Thanks to the book Schindler’s Ark, and the film, Schindler’s List, the name Oskar Schindler became known to millions of people around the world. Schindler was a German industrialist. During World War II he saved over a thousand Polish Jews from the concentration camps. As the war ended the Germans pulled out of Poland, and the people awaited the arrival of the Russians. Just before the Russians arrived, Schindler too decided to flee westward.
When his Jewish workers, now free, heard he was leaving they got together to see how they could express their gratitude to him. All that was to hand to make a gift was base metal. Then one of them suggested something better. He opened his mouth to show his gold bridgework.

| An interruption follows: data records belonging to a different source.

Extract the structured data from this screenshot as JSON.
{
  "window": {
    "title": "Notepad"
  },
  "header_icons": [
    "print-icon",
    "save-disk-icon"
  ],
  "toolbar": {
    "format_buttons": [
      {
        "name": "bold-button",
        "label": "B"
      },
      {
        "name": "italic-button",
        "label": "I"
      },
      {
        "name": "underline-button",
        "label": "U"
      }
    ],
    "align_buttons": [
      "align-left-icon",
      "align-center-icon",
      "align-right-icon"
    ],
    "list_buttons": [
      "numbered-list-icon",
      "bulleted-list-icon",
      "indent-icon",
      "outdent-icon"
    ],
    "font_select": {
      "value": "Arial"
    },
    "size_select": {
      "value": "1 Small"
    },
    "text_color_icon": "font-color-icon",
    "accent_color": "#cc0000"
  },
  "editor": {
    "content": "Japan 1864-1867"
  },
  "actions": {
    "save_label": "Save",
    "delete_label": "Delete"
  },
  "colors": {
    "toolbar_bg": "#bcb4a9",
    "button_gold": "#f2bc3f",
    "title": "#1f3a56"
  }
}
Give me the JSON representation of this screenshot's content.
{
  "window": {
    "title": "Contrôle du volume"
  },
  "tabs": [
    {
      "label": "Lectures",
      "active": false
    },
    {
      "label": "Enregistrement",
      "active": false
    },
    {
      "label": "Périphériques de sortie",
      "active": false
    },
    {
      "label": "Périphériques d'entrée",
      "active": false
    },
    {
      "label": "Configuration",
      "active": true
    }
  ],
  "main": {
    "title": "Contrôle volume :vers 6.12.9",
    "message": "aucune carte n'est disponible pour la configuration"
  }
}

‘Take this,’ he said. ’Were it not for Oskar, the SS would have had the stuff anyway. My teeth would be in a heap in some SS warehouse, along with the golden fangs of many others.’
At first the others resisted the man’s offer but he insisted. So he had his bridgework extracted by a prisoner who had once been a dentist in Cracow. A jeweller among them melted the gold down and fashioned a ring but of it. On the inner circle of the ring they inscribed these words from the Talmud: ‘The one who saves a single life, saves the entire world.’
It was an astonishing and deeply moving gesture of gratitude. That is one of the marvellous things about gratitude — it makes us want to give something back. ‘Gratitude is the heart’s memory’ (French Proverb). But then someone might say that it was the least they could do since they owed their lives to Schindler. The ten lepers in the Gospel also owed their lives to Jesus; yet only one of them came back to thank him.
It seems strange that the one who came back to give thanks was an outsider – a Samaritan. But isn’t that how it often is? The insider takes everything for granted and is taken for granted too. The outsider, on the other, hand sees everything as a gift. We find the same in the first reading. We see the foreigner, Naaman, coming back to thank Elisha for his help.